An enhancement that you probably won’t notice but that makes a big day-to-day difference is a revamping of the code that switches from one folder to another in Open and Save dialogs. I sat down and reconsidered the underlying mechanism, and as a result made it faster, more efficient and more reliable. This also eliminated compatibility issues with Magnet and BetterTouchTool, so it’s a win all around.

There are also bug fixes based on crash logs that have been submitted (yes, I do look at them!) and tech support emails that folks have sent. I got rid of some ugliness in the Folders tab of Default Folder X’s preference window, added AppleScript commands to access recent Finder windows, and enhanced a number of features in little ways.

The official change log is on the Default Folder X release page, along with links to download version 5.2.3.

AsianEfficiency: 20+ Great Productivity Apps – including Default Folder X

March 19th, 2018 by Jon

The folks over at AsianEfficiency have a new podcast episode where they recommend a number of great productivity apps – including Default Folder X, of course 🙂

Though I’m a bit biased on Default Folder X, they also endorse a number of other apps that I use regularly, including TextExpander, MindNode, Keyboard Maestro, BusyCal, Hazel, Twitterific, MarsEdit and BBEdit.
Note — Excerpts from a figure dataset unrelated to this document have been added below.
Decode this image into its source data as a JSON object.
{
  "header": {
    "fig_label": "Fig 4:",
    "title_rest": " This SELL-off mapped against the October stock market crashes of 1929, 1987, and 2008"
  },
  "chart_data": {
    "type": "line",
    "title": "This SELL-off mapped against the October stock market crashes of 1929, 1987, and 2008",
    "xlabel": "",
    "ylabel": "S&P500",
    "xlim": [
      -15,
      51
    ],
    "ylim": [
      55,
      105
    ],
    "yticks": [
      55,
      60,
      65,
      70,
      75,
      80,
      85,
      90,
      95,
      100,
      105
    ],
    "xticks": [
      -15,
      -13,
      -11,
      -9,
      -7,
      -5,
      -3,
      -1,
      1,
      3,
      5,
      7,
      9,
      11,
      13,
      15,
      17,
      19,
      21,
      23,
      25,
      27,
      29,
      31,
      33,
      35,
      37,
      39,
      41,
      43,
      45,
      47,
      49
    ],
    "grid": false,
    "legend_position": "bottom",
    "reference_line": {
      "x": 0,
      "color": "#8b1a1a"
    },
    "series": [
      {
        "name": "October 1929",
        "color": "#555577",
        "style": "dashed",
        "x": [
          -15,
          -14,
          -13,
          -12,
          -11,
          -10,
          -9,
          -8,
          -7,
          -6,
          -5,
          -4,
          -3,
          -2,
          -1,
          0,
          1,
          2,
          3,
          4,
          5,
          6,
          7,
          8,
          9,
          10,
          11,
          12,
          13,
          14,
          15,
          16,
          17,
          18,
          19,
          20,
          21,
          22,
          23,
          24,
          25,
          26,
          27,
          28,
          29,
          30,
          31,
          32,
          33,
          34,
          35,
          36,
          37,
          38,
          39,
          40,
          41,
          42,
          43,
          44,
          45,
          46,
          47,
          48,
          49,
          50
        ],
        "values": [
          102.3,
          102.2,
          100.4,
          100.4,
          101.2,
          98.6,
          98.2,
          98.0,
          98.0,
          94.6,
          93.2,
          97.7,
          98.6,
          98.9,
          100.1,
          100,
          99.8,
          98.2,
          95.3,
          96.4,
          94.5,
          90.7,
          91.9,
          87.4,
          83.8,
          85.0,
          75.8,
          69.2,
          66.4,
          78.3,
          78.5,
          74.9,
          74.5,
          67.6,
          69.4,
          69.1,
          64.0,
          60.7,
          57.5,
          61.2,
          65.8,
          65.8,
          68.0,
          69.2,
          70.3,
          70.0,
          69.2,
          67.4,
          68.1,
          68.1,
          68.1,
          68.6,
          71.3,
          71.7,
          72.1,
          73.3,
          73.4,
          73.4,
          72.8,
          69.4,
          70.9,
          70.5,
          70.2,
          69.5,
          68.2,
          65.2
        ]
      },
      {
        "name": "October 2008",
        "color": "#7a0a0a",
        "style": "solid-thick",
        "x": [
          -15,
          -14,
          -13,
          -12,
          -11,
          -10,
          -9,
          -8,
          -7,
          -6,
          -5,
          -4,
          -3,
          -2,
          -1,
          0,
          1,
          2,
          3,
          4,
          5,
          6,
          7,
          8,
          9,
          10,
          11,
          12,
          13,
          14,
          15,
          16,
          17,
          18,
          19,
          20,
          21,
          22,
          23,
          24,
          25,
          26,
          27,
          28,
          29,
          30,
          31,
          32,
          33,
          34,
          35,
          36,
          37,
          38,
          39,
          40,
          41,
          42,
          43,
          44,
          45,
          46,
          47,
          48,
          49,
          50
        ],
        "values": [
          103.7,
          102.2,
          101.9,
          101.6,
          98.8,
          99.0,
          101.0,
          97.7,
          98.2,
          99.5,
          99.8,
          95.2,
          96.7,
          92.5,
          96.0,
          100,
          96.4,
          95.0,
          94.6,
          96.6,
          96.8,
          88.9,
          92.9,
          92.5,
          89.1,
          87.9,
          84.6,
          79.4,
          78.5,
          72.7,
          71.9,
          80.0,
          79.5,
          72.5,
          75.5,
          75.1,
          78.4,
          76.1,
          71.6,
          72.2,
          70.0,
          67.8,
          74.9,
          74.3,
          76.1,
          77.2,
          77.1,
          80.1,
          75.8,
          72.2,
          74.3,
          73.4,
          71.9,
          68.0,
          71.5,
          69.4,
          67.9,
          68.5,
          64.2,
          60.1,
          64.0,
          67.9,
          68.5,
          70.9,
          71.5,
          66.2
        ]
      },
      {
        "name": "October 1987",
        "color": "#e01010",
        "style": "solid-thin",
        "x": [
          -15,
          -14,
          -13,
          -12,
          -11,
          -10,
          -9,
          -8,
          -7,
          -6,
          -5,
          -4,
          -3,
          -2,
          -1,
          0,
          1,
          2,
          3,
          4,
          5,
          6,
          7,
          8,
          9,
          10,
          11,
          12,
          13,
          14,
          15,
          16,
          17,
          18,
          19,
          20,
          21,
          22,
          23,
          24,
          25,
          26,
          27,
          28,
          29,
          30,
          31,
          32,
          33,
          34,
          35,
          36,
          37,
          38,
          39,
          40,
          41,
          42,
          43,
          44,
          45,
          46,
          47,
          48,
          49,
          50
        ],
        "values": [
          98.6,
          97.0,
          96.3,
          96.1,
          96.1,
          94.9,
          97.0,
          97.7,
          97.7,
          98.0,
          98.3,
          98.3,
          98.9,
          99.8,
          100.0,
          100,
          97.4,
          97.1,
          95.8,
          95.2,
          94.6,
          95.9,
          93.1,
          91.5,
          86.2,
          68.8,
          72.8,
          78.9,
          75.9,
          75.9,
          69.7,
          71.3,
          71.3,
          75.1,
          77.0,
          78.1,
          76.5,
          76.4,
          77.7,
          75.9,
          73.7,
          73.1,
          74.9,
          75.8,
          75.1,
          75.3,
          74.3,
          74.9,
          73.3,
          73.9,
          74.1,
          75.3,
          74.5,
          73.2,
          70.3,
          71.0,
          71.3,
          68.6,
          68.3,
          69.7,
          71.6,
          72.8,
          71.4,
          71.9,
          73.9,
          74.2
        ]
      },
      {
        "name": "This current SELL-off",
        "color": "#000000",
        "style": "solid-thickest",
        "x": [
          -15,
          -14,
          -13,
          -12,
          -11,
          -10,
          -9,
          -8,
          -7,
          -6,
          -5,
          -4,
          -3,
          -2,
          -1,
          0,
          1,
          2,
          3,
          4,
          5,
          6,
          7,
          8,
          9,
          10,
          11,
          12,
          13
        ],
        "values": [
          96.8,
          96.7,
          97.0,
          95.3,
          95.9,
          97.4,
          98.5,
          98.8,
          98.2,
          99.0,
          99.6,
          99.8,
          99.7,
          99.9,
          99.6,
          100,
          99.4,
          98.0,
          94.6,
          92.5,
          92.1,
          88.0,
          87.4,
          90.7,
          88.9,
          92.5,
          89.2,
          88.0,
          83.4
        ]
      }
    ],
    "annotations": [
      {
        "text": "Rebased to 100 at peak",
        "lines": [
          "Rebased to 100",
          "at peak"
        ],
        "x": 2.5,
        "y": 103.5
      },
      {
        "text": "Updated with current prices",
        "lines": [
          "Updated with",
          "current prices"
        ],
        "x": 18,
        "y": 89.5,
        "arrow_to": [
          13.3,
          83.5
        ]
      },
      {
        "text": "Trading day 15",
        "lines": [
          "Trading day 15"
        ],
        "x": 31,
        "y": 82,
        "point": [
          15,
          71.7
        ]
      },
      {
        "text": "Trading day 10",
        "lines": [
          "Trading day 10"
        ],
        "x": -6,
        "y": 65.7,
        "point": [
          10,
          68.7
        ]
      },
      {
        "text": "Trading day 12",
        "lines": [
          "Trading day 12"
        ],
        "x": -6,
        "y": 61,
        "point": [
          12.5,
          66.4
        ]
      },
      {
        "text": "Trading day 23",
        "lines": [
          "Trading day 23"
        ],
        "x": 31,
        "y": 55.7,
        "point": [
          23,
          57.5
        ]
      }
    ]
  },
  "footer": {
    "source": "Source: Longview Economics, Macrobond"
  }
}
Have a listen to the podcast or check the links at https://www.asianefficiency.com/podcast/187-best-mac-apps/

Jettison 1.6 improves remounting and APFS support, adds AppleScript commands

March 16th, 2018 by Jon

Jettison 1.6

Jtsn iconBefore starting a reorganization and rewrite of Jettison’s internals, I figured I’d better officially release the myriad little changes that I’ve been trickling out to various folks as they’ve contacted me with issues.

Version 1.6 brings Jettison up-to-date with APFS (the new file system format released in High Sierra) as well as making its drive mounting / remounting procedure more robust. There are also a bunch of bug fixes and improvements in error checking and error reporting, and new AppleScript commands for ejecting, remounting and sleeping.

You can grab the update from the Jettison Release Page, as well as seeing a more complete list of changes there.

Known Issues

There are still a few issues with Jettison on High Sierra, primarily due to some flakiness on High Sierra’s part that I haven’t been able to pin down. If Jettison can’t eject a drive and tells you “try ejecting it in the Finder,” that means that macOS refused to eject the drive, won’t tell Jettison why, and there aren’t any files open on the volume that should logically keep it from being ejected. In that case, Jettison just throws up its hands and says “I give up!”

If you ask the bus driver to stop the bus and he just keeps on driving, what can you do? (Well, you could open the window and jump out of the speeding bus, but I doubt you want me to do that with your external drives…)

So I’m continuing to chase down that issue, as well as a rare one where the machine continually cycles between sleep and wake states every few seconds, resulting in hundreds of “External disks ejected” notifications from Jettison while the machine was supposed to be sleeping. This situation is rare and I’ve been unable to reproduce it here, making it a tough one to figure out. If it’s happening to you, please let me know at support@stclairsoft.com.

App Tamer 2.3.5: Performance fixes and little tweaks

March 2nd, 2018 by Jon

Version 2.3.5 of App Tamer is available, bringing several improvements and fixes on the performance side, as well as showing you how much CPU time it has saved.

It gives a cumulative “CPU-hours saved,” where a CPU-hour is the amount of computing a single processor core can do in an hour when running at 100%. So if it says it’s saved 8.8 CPU-hours, as shown in the image on the right, that means one CPU would have been running full tilt for an additional 8.8 hours if I hadn’t been using App Tamer. Which means the fans in my MacBook Pro would have driven me crazy today without App Tamer 🙂

Other changes include fixing a memory leak that would cause App Tamer to gradually use more and more RAM if left running for long periods of time, fixing some UI glitches and improving VoiceOver support.

Grab a copy of App Tamer 2.3.5 from the App Tamer Release page, or by selecting “Check for Updates” from its menu if you’re already running it.